On October 26, 2016, Liana Brackett joined The Weather Channel as an on-camera meteorologist. She began working with Chris Warren from 3-6pm on weekdays in January 2017.

On June 4, 2018, Weather Center Live was shortened an hour, now ending at 5pm ET with Weather Underground taking over that hour. Mark Elliot and Alex Wallace host from 9am-1pm ET and Chris Warren and Liana Brackett host from 1pm-5pm ET.

On April 21, 2018, Weekend Recharge, the weekend version of Weather Center Live, was extended to another hour, ending at 1pm. This is due to AMHQ shortened by one hour, now starting at 6am.

On December 2, 2018, Weather Center Live began to be known as The Weather Channel Live on, and only on, electronic program guide schedules.

On June 14, 2021, The show was shortened to noon to 4:00 p.m. Eastern Time as America's Morning Headquarters got extended until noon.
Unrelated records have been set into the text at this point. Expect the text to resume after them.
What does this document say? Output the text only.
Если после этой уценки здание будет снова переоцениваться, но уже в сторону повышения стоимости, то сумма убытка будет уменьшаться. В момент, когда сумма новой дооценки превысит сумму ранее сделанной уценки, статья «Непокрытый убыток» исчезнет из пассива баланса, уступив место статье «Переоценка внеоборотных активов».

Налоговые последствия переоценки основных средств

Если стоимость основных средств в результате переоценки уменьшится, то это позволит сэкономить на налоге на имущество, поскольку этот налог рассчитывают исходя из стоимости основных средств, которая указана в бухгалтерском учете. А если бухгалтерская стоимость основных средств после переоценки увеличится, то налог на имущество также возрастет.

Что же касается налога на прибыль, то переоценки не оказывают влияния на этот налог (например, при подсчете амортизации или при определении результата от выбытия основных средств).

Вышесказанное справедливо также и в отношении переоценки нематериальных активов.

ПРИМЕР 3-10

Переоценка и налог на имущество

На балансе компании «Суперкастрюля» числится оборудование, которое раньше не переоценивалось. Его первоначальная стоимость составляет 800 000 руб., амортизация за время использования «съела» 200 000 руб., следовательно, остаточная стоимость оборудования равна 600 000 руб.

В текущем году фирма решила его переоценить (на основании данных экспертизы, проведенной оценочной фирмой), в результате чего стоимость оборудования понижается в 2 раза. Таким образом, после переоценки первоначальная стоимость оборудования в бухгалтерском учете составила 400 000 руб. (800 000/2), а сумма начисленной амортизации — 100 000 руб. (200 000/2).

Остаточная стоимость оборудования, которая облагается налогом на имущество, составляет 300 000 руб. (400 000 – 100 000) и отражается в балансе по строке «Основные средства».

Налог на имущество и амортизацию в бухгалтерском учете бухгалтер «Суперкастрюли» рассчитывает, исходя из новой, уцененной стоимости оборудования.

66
Also, Weather Underground was extended to four hours, starting at 4pm.

On November 15, 2021, the show was replaced by Storm Center with a slightly different presentation, featuring on the schedule as Weather Underground's successor rather than predecessor.

==Notable on-air staff==

===Former===
- Stephanie Abrams (currently co-anchors AMHQ)
- Mike Bettes (currently hosts Weather Unfiltered)
- Vivian Brown (left TWC)
- Crystal Egger (currently at KNBC-TV; TWC Correspondent)
- Dave Schwartz (deceased)
- Jim Cantore – Storm Specialist (currently co-hosts AMHQ)
- Bryan Norcross – Senior Hurricane Expert/Storm Specialist, now at WPLG.